Informed choice home

An important message about faculty unionization – Letter from President Ana Mari Cauce and Provost Jerry Baldasty, Sept. 10, 2015.

Dear Colleagues,

We hope this letter finds you eagerly anticipating the start of another academic year. We know this is a busy time and along with the anticipation, there is also much preparation and hard work.

We are writing to you about a topic of critical importance to the University. As some of you may be aware, the Service Employees International Union (SEIU) Local 925 this summer launched a campaign called “Faculty Forward” to organize UW faculty into a labor union.

The University of Washington unequivocally respects the right of all people to decide whether to be represented in collective bargaining. This belief is central to our identity as an institution. More than 15,000 of our staff are represented in collective bargaining that while occasionally is difficult and tense has always ended constructively. Both of us come from families with deep ties to unions, and we appreciate the benefits that unions have provided to workers in this country.

With regard to faculty, however, we believe that the concept and process of shared governance is different from that of a management-employee relationship, and we have grave reservations about the effect collective bargaining would have on our shared governance process. We also have serious concerns about its impact on the freedom we as faculty enjoy to pursue excellence in teaching, research and scholarship, the cornerstones of our success as a university.

We strongly believe that shared governance between the faculty and the administration is essential to our mission and to our status as a world-class university. Our strong partnership with a highly effective faculty senate has led to significant improvements on faculty issues. We have made clear and steady progress toward creating more predictable career paths for our instructors, toward refreshing our classrooms with the technology needed for more effective teaching, and toward increasing salaries without unduly decreasing the size of our faculty or increasing teaching loads in a way that would diminish the ability of faculty to carry out the cutting-edge scholarship and research that is changing our world for the better. We believe that collective bargaining over such matters as evaluation, promotion and tenure would not only affect the excellence of the University but would diminish the voice of the faculty, sideline the Faculty Senate and eclipse the collaborative approach we have worked on for generations.

The ultimate decision about unionization will be yours. It is imperative that you have as much information as possible about the unionization process and what having a union would mean. For example, we have talked to faculty who do not understand that an election will be held if only thirty percent of the faculty sign cards indicating their preference for a union. Indeed, some of our faculty have been sent requests to sign union cards with little or no explanation of what that will mean for you or for the University. Moreover, it is NOT the case that a majority of the entire faculty is required to vote affirmatively for us to be represented by a union. Rather, only a simple majority of those who actually vote is required, no matter how few they are. It is also important to be aware that if a union is voted in, there is no option for an individual to opt out of any contract that results, and that payment of union dues could become mandatory.
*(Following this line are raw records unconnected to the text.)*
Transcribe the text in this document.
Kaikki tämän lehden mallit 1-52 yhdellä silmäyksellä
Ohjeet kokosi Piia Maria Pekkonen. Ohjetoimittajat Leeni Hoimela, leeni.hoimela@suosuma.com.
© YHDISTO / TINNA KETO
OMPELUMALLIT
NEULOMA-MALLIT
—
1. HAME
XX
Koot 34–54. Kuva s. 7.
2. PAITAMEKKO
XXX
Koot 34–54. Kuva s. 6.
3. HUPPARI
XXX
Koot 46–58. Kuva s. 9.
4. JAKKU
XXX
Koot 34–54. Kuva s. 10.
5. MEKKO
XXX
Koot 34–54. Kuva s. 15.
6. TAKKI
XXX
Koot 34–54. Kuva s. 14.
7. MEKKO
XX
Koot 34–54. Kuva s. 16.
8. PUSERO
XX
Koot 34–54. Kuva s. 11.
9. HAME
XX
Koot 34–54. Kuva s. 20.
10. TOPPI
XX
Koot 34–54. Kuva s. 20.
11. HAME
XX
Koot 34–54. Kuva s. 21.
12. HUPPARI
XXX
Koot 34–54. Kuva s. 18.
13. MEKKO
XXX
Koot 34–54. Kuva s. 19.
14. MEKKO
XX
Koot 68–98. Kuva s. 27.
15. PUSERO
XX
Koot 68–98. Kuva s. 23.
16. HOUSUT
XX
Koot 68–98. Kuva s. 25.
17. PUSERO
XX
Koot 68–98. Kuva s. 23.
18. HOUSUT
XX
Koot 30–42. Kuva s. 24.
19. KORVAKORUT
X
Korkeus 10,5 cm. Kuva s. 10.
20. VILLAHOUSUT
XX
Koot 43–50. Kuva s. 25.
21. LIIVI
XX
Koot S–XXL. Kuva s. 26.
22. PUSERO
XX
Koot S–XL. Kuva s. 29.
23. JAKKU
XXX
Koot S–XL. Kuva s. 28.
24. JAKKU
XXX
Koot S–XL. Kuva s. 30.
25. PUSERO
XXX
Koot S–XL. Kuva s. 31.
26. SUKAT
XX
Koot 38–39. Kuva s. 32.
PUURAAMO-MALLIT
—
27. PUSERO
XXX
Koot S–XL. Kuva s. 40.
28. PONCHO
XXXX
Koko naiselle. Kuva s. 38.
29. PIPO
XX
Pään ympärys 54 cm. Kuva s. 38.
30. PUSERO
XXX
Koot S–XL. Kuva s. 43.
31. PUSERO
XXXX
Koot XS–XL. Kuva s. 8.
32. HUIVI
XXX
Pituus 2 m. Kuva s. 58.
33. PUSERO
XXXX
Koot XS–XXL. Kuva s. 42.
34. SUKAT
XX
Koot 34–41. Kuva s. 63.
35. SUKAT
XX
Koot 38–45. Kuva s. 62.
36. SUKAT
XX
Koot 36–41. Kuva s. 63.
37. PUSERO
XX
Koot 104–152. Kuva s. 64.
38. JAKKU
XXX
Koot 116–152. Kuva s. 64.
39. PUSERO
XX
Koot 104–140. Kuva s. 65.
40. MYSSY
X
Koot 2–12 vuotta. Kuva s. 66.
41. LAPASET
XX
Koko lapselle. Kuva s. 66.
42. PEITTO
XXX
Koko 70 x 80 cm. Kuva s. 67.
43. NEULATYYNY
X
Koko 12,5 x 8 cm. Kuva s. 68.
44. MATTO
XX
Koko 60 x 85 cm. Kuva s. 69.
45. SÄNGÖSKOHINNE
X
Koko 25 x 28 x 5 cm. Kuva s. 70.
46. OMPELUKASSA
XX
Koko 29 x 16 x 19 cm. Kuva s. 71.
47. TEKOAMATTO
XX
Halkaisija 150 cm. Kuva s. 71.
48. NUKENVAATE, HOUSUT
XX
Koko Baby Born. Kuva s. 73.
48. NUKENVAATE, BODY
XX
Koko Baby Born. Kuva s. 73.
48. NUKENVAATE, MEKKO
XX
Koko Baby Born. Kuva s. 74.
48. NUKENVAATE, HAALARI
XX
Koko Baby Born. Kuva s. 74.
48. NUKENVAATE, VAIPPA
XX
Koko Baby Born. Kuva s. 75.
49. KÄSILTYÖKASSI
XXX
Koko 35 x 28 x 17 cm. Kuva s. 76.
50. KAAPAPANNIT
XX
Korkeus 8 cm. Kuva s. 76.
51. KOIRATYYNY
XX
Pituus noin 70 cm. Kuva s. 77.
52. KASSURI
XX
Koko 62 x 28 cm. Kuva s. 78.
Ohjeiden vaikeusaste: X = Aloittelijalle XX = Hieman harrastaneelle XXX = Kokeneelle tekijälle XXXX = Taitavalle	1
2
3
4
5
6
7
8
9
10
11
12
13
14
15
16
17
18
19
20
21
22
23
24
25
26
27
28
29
Before you sign a union card, please make sure that you are fully informed about what this means.

We will communicate with you in the weeks and months ahead through direct conversations, print materials and a special purpose webpage to share facts and information. We will be active participants in this discussion.

We look forward to hearing your perspectives. With that in mind, we encourage you to send your thoughts and questions to us by email to We both will have access to that account.

Thank you for your careful consideration of this matter and for your many contributions to the University’s success. The issue before us is critical for the UW, and we hope you will take the time to become informed and engaged.